Re: Entitlements Questions
Re: Entitlements Questions
- Subject: Re: Entitlements Questions
- From: Todd Heberlein <email@hidden>
- Date: Tue, 15 Nov 2011 10:35:45 -0800
On Nov 15, 2011, at 8:20 AM, Laurent Daudelin wrote:
> Thanks Scott and Matt for your opinion. I guess I'll start lobbying Apple so that they might add additional entitlements.
I think this is the right way to go.
But I think there is the bigger issue of splitting monolithic programs into a family of smaller programs that communicate (e.g., by passing file descriptors back and forth). The smaller programs can then have tighter restrictions placed on what they do. This in turn means that a vulnerability is better contained. Great idea in theory, and ultimately we will all be better off the more such an approach is adopted.
I think people are just starting to get their heads around entitlements and their implications, and because of this I think Apple is just now getting serious feedback. This is a *big* *big* step for Apple, the developers, and ultimately the users of those applications.
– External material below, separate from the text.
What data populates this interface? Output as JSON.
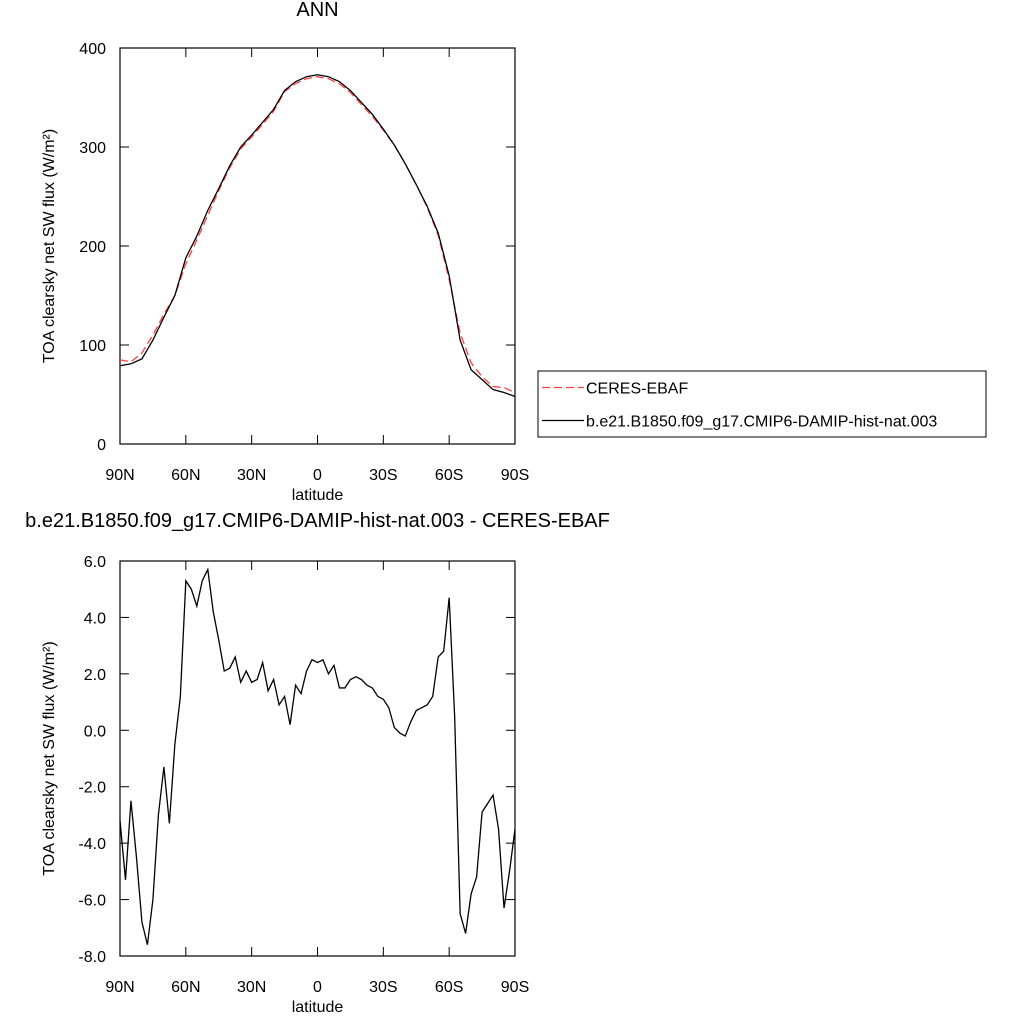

It is *big* like like going from Carbon to Cocoa big for many developers. To make such a big change as just a point release to the current 10.7 seems pretty extreme because users will automatically update to this.
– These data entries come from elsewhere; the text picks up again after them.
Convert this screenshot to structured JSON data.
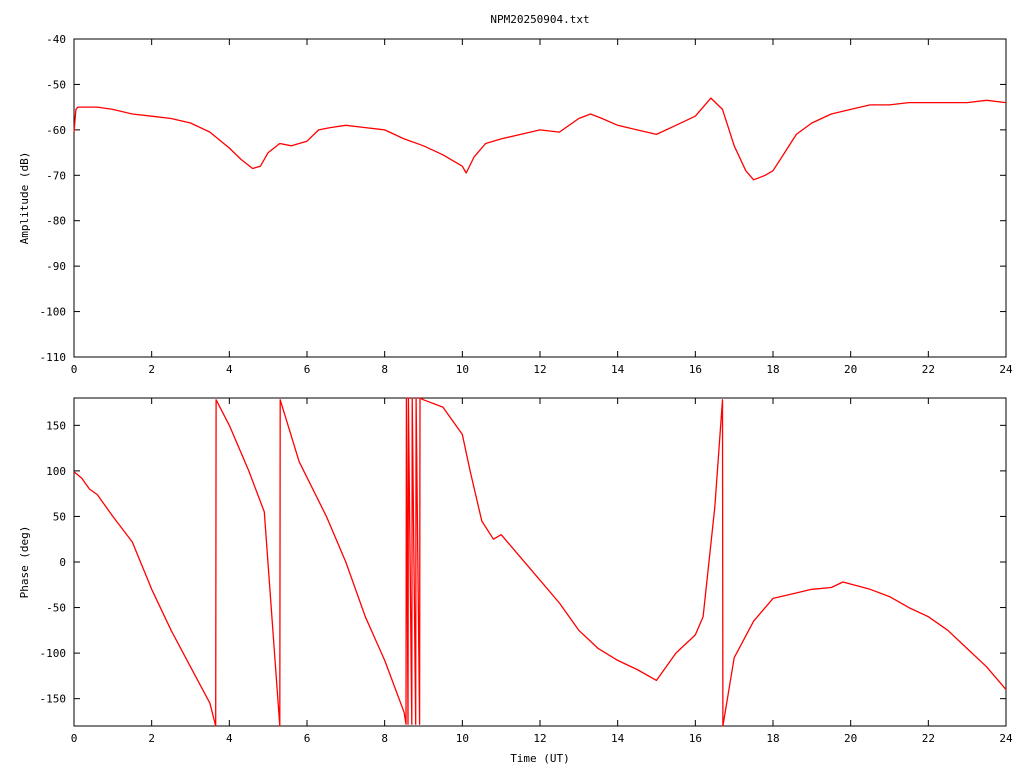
{
  "title": "NPM20250904.txt",
  "colors": {
    "series": "#ff0000",
    "axis": "#000000",
    "background": "#ffffff"
  },
  "chart_data": [
    {
      "type": "line",
      "title": "NPM20250904.txt",
      "xlabel": "",
      "ylabel": "Amplitude (dB)",
      "xlim": [
        0,
        24
      ],
      "ylim": [
        -110,
        -40
      ],
      "xticks": [
        "0",
        "2",
        "4",
        "6",
        "8",
        "10",
        "12",
        "14",
        "16",
        "18",
        "20",
        "22",
        "24"
      ],
      "yticks": [
        "-40",
        "-50",
        "-60",
        "-70",
        "-80",
        "-90",
        "-100",
        "-110"
      ],
      "grid": false,
      "series": [
        {
          "x": [
            0,
            0.05,
            0.1,
            0.3,
            0.6,
            1,
            1.5,
            2,
            2.5,
            3,
            3.5,
            4,
            4.3,
            4.6,
            4.8,
            5,
            5.3,
            5.6,
            6,
            6.3,
            6.6,
            7,
            7.5,
            8,
            8.5,
            9,
            9.5,
            10,
            10.1,
            10.3,
            10.6,
            11,
            11.5,
            12,
            12.5,
            13,
            13.3,
            13.6,
            14,
            14.5,
            15,
            15.5,
            16,
            16.4,
            16.7,
            17,
            17.3,
            17.5,
            17.8,
            18,
            18.3,
            18.6,
            19,
            19.5,
            20,
            20.5,
            21,
            21.5,
            22,
            22.5,
            23,
            23.5,
            24
          ],
          "y": [
            -60.5,
            -55.5,
            -55,
            -55,
            -55,
            -55.5,
            -56.5,
            -57,
            -57.5,
            -58.5,
            -60.5,
            -64,
            -66.5,
            -68.5,
            -68,
            -65,
            -63,
            -63.5,
            -62.5,
            -60,
            -59.5,
            -59,
            -59.5,
            -60,
            -62,
            -63.5,
            -65.5,
            -68,
            -69.5,
            -66,
            -63,
            -62,
            -61,
            -60,
            -60.5,
            -57.5,
            -56.5,
            -57.5,
            -59,
            -60,
            -61,
            -59,
            -57,
            -53,
            -55.5,
            -63.5,
            -69,
            -71,
            -70,
            -69,
            -65,
            -61,
            -58.5,
            -56.5,
            -55.5,
            -54.5,
            -54.5,
            -54,
            -54,
            -54,
            -54,
            -53.5,
            -54
          ]
        }
      ]
    },
    {
      "type": "line",
      "title": "",
      "xlabel": "Time (UT)",
      "ylabel": "Phase (deg)",
      "xlim": [
        0,
        24
      ],
      "ylim": [
        -180,
        180
      ],
      "xticks": [
        "0",
        "2",
        "4",
        "6",
        "8",
        "10",
        "12",
        "14",
        "16",
        "18",
        "20",
        "22",
        "24"
      ],
      "yticks": [
        "150",
        "100",
        "50",
        "0",
        "-50",
        "-100",
        "-150"
      ],
      "grid": false,
      "series": [
        {
          "x": [
            0,
            0.2,
            0.4,
            0.6,
            1,
            1.5,
            2,
            2.5,
            3,
            3.5,
            3.65,
            3.66,
            4,
            4.5,
            4.9,
            5.3,
            5.31,
            5.8,
            6.5,
            7,
            7.5,
            8,
            8.5,
            8.55,
            8.56,
            8.6,
            8.61,
            8.7,
            8.71,
            8.8,
            8.81,
            8.9,
            8.91,
            9,
            9.5,
            10,
            10.2,
            10.5,
            10.8,
            11,
            11.5,
            12,
            12.5,
            13,
            13.5,
            14,
            14.5,
            15,
            15.5,
            16,
            16.2,
            16.5,
            16.7,
            16.71,
            17,
            17.5,
            18,
            18.5,
            19,
            19.5,
            19.8,
            20.5,
            21,
            21.5,
            22,
            22.5,
            23,
            23.5,
            24
          ],
          "y": [
            99,
            92,
            80,
            74,
            50,
            22,
            -30,
            -75,
            -115,
            -155,
            -180,
            178,
            150,
            100,
            55,
            -180,
            178,
            110,
            50,
            0,
            -60,
            -108,
            -165,
            -178,
            180,
            -178,
            180,
            -178,
            180,
            -178,
            180,
            -178,
            180,
            178,
            170,
            140,
            100,
            45,
            25,
            30,
            5,
            -20,
            -45,
            -75,
            -95,
            -108,
            -118,
            -130,
            -100,
            -80,
            -60,
            60,
            178,
            -180,
            -105,
            -65,
            -40,
            -35,
            -30,
            -28,
            -22,
            -30,
            -38,
            -50,
            -60,
            -75,
            -95,
            -115,
            -140
          ]
        }
      ]
    }
  ]
}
(1) Let one more WWDC come and go where this is a major, major focus. I think developers need more time to wrap their heads around this. There could be major chapters in programming books dedicated to re-architecting programs to support this sandboxing. "Design Patterns for Sandboxing Your App"
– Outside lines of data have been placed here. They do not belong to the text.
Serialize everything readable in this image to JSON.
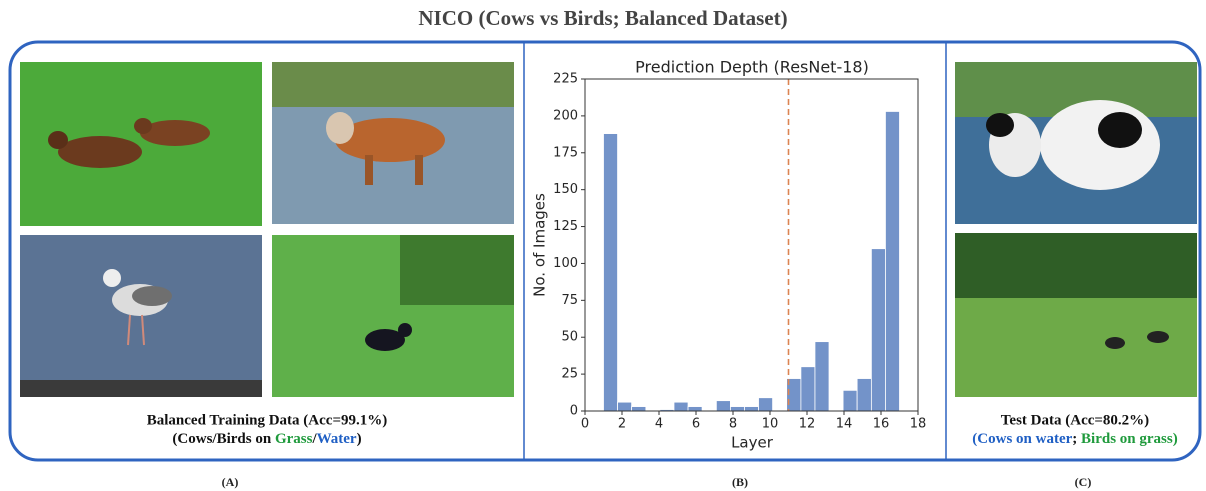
{
  "title": "NICO (Cows vs Birds; Balanced Dataset)",
  "panel_a": {
    "caption_line1": "Balanced Training Data (Acc=99.1%)",
    "caption_line2": [
      "(Cows/Birds on ",
      "Grass",
      "/",
      "Water",
      ")"
    ],
    "label": "(A)"
  },
  "panel_b": {
    "label": "(B)"
  },
  "panel_c": {
    "caption_line1": "Test Data (Acc=80.2%)",
    "caption_line2": [
      "(",
      "Cows on water",
      "; ",
      "Birds on grass",
      ")"
    ],
    "label": "(C)"
  },
  "chart_data": {
    "type": "histogram",
    "title": "Prediction Depth (ResNet-18)",
    "xlabel": "Layer",
    "ylabel": "No. of Images",
    "bins": [
      1,
      1.76,
      2.52,
      3.29,
      4.05,
      4.81,
      5.57,
      6.33,
      7.1,
      7.86,
      8.62,
      9.38,
      10.14,
      10.9,
      11.67,
      12.43,
      13.19,
      13.95,
      14.71,
      15.48,
      16.24,
      17
    ],
    "values": [
      188,
      6,
      3,
      0,
      1,
      6,
      3,
      0,
      7,
      3,
      3,
      9,
      0,
      22,
      30,
      47,
      0,
      14,
      22,
      110,
      203
    ],
    "color": "#7393c9",
    "vline": 11,
    "vline_color": "#dd8452",
    "xlim": [
      0,
      18
    ],
    "xticks": [
      0,
      2,
      4,
      6,
      8,
      10,
      12,
      14,
      16,
      18
    ],
    "ylim": [
      0,
      225
    ],
    "yticks": [
      0,
      25,
      50,
      75,
      100,
      125,
      150,
      175,
      200,
      225
    ]
  }
}
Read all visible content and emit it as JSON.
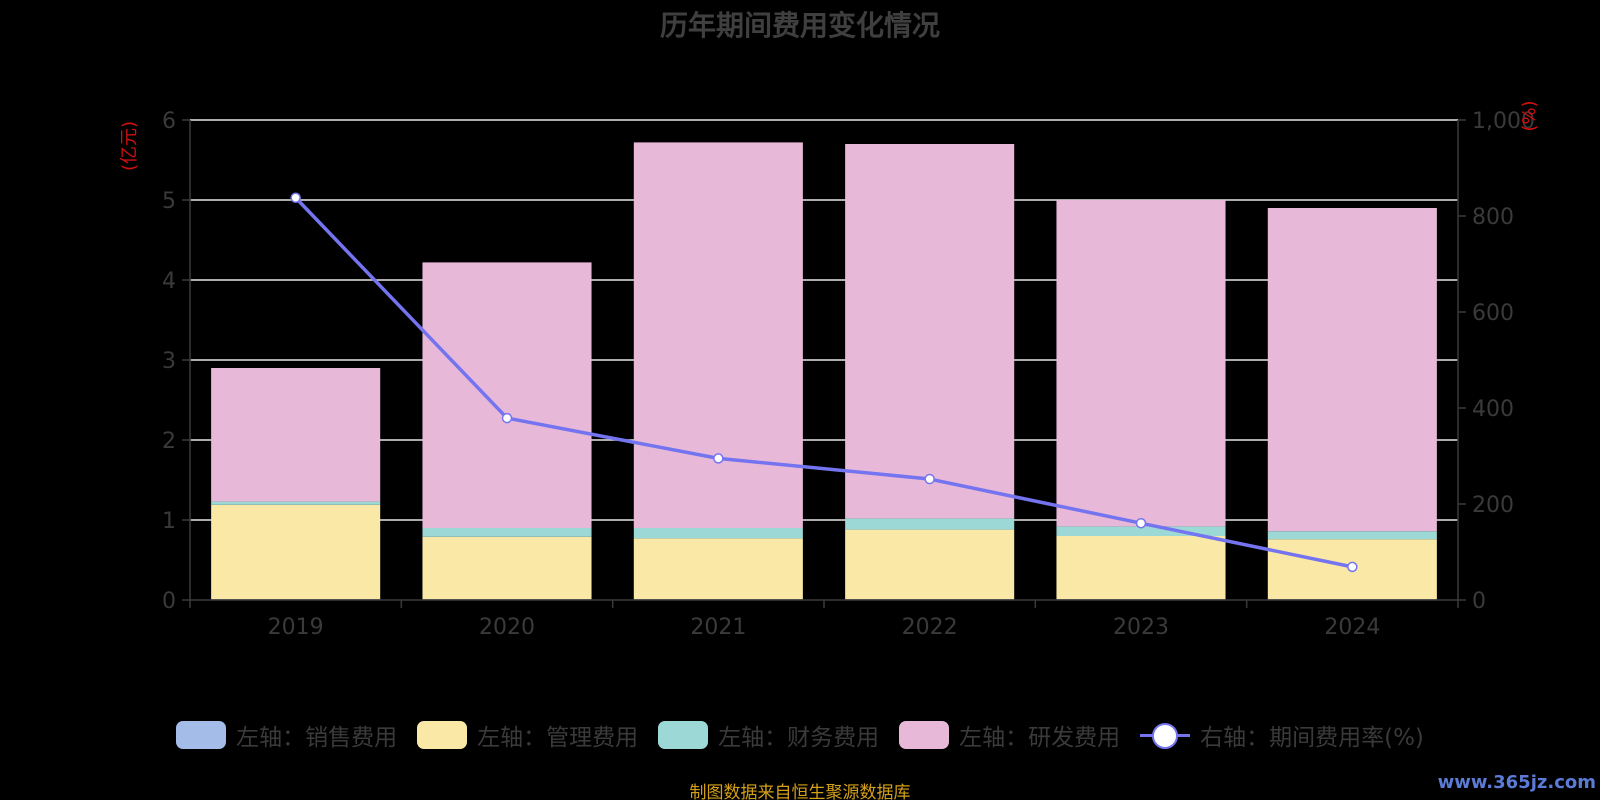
{
  "colors": {
    "background": "#000000",
    "sales": "#a3bde8",
    "admin": "#f9e8a6",
    "finance": "#9cd9d6",
    "rnd": "#e8b8d9",
    "rate_line": "#7474f0",
    "axis_unit": "#d01010",
    "grid": "#e6e6e6",
    "axis_text": "#3a3a3a"
  },
  "title": "历年期间费用变化情况",
  "source": "制图数据来自恒生聚源数据库",
  "watermark": "www.365jz.com",
  "chart_data": {
    "type": "bar",
    "stacked": true,
    "title": "历年期间费用变化情况",
    "categories": [
      "2019",
      "2020",
      "2021",
      "2022",
      "2023",
      "2024"
    ],
    "y_left": {
      "unit": "(亿元)",
      "range": [
        0,
        6
      ],
      "ticks": [
        "0",
        "1",
        "2",
        "3",
        "4",
        "5",
        "6"
      ]
    },
    "y_right": {
      "unit": "(%)",
      "range": [
        0,
        1000
      ],
      "ticks": [
        "0",
        "200",
        "400",
        "600",
        "800",
        "1,000"
      ]
    },
    "grid": true,
    "legend_position": "bottom",
    "series": [
      {
        "name": "左轴：销售费用",
        "axis": "left",
        "type": "bar",
        "color": "#a3bde8",
        "values": [
          0.01,
          0.01,
          0.01,
          0.01,
          0.01,
          0.01
        ]
      },
      {
        "name": "左轴：管理费用",
        "axis": "left",
        "type": "bar",
        "color": "#f9e8a6",
        "values": [
          1.18,
          0.78,
          0.76,
          0.87,
          0.79,
          0.75
        ]
      },
      {
        "name": "左轴：财务费用",
        "axis": "left",
        "type": "bar",
        "color": "#9cd9d6",
        "values": [
          0.04,
          0.11,
          0.13,
          0.14,
          0.12,
          0.1
        ]
      },
      {
        "name": "左轴：研发费用",
        "axis": "left",
        "type": "bar",
        "color": "#e8b8d9",
        "values": [
          1.67,
          3.32,
          4.82,
          4.68,
          4.08,
          4.04
        ]
      },
      {
        "name": "右轴：期间费用率(%)",
        "axis": "right",
        "type": "line",
        "color": "#7474f0",
        "values": [
          838,
          379,
          295,
          252,
          160,
          69
        ]
      }
    ]
  }
}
(2) Delay enforcement until 10.8. This way users will make a conscious decision that they will upgrade and all the implications that comes with that (i.e., experience has taught them that some programs break at major upgrades and adoption is a little slower than an automatic software update), and it buys developers more time.
(3) Maybe there is some compromise. A System Panel that lets the user exempt some programs. Or the application icon in the Dock has a badge indicating to the user that the program is running with limited sandboxing.
Enough babbling/ranting. Sending feedback to Apple with specific examples of your issues is probably the most effective solution.